Dalam rapat tersebut, disepakati antara lain: BI dan OJK memberikan dana program sosial kepada masing-masing anggota Komisi XI DPR RI. Alokasi dari BI sekitar 10 kegiatan per tahun, sementara OJK sekitar 18–24 kegiatan per tahun.

Dana CSR program sosial disalurkan melalui yayasan yang dikelola anggota Komisi XI DPR RI. Anggota bisa menunjuk yayasan yang ada di daerah pemilihan (dapil) atau yayasan pribadi untuk menampung dana tersebut.

Sementara itu teknis penyaluran dana dibahas lebih lanjut oleh tenaga ahli masing-masing anggota Komisi XI DPR dan pelaksana dari BI dan OJK dalam rapat lanjutan.

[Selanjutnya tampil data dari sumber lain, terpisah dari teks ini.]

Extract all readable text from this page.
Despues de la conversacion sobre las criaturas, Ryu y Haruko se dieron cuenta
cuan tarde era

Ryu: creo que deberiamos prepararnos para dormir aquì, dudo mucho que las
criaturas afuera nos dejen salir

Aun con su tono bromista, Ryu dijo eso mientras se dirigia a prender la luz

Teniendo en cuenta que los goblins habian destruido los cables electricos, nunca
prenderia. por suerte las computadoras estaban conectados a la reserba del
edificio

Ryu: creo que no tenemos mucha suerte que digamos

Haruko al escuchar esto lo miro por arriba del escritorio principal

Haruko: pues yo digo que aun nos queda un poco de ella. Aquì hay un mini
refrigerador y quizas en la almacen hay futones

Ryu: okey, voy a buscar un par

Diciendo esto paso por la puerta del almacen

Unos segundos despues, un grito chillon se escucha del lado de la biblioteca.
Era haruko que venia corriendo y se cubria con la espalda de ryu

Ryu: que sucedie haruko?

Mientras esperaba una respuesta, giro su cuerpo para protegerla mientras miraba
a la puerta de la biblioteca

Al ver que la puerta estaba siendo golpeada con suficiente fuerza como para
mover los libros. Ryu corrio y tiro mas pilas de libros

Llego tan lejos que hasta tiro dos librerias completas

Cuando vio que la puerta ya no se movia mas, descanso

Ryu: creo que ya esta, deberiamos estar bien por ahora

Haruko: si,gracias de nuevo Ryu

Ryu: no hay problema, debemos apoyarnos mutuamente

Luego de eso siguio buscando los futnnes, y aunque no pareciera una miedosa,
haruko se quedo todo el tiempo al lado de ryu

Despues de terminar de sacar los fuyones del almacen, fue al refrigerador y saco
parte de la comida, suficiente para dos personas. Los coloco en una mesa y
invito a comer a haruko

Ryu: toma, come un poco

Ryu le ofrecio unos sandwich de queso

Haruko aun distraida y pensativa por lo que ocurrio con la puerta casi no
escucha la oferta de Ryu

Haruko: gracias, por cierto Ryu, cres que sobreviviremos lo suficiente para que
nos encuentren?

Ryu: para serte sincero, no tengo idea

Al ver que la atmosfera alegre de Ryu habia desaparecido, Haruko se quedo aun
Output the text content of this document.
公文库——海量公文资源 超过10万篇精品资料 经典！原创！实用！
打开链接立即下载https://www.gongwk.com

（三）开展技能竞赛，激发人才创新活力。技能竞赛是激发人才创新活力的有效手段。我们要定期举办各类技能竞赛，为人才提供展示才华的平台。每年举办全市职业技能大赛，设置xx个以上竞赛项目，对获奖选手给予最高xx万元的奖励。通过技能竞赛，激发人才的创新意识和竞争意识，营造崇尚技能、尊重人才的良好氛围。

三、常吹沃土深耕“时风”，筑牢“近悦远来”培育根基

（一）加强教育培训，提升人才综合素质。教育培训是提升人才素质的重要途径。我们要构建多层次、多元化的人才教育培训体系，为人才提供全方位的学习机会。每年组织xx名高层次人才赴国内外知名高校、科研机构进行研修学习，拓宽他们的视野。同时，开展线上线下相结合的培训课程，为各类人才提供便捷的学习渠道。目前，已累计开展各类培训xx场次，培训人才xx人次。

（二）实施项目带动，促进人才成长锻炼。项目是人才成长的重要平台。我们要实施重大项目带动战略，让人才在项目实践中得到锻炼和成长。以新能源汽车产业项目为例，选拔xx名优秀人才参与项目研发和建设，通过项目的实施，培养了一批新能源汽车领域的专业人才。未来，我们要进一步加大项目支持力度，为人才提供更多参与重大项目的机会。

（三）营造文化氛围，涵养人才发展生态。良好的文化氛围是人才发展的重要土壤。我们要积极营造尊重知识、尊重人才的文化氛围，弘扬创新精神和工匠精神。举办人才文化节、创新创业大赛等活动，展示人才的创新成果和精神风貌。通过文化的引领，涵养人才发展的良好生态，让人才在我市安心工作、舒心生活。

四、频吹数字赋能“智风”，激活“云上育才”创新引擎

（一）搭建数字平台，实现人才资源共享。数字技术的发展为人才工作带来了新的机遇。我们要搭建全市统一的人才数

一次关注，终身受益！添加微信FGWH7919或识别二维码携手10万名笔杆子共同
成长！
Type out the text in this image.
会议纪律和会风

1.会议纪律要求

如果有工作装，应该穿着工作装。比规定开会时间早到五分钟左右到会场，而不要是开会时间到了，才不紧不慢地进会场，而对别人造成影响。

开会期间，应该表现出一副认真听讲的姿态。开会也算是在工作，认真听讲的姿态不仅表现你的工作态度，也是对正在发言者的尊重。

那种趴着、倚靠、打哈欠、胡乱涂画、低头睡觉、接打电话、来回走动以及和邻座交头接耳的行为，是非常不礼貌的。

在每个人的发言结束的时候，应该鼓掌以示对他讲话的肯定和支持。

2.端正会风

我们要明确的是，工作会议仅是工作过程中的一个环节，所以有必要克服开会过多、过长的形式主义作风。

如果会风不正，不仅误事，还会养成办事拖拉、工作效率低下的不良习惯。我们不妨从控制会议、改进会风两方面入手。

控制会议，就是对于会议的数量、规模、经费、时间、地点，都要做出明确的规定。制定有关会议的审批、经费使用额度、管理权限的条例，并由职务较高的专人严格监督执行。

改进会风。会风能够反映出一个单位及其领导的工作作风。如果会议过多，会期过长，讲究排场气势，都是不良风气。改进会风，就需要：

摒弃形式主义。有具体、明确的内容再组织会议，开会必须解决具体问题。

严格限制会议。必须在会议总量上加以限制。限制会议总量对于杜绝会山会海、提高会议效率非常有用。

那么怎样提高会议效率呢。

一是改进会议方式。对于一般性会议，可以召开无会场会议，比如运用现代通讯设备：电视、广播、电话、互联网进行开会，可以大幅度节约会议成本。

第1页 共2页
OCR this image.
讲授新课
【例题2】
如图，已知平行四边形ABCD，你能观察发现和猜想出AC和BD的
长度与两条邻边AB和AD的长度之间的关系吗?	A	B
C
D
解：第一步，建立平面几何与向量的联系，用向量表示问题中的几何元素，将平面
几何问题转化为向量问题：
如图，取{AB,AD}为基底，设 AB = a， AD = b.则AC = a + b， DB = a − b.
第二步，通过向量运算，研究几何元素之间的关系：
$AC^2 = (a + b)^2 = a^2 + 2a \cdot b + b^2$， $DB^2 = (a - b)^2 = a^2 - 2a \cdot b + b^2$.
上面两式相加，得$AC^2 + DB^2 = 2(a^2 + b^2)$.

HG menugaskan tenaga ahlinya, sementara ST menugaskan orang kepercayaannya untuk membuat dan mengajukan proposal bantuan dana sosial ke BI dan OJK. HG mengelola 4 yayasan di bawah Rumah Aspirasi Heri Gunawan. Sementara ST mengelola 8 yayasan di bawah Rumah Aspirasi Satori.

“Selain ke BI dan OJK, HG dan ST juga diduga mengajukan proposal permohonan bantuan dana sosial kepada mitra kerja lain dari Komisi XI DPR RI melalui yayasan masing-masing yang dikelolanya,” jelas Asep.

Pada periode 2021–2023, yayasan-yayasan yang dikelola HG dan ST telah menerima dana bantuan sosial namun tidak sepenuhnya melaksanakan kegiatan sosial sebagaimana sesuai proposal permohonan dana sosial. Sebagian dana digunakan untuk kepentingan pribadi.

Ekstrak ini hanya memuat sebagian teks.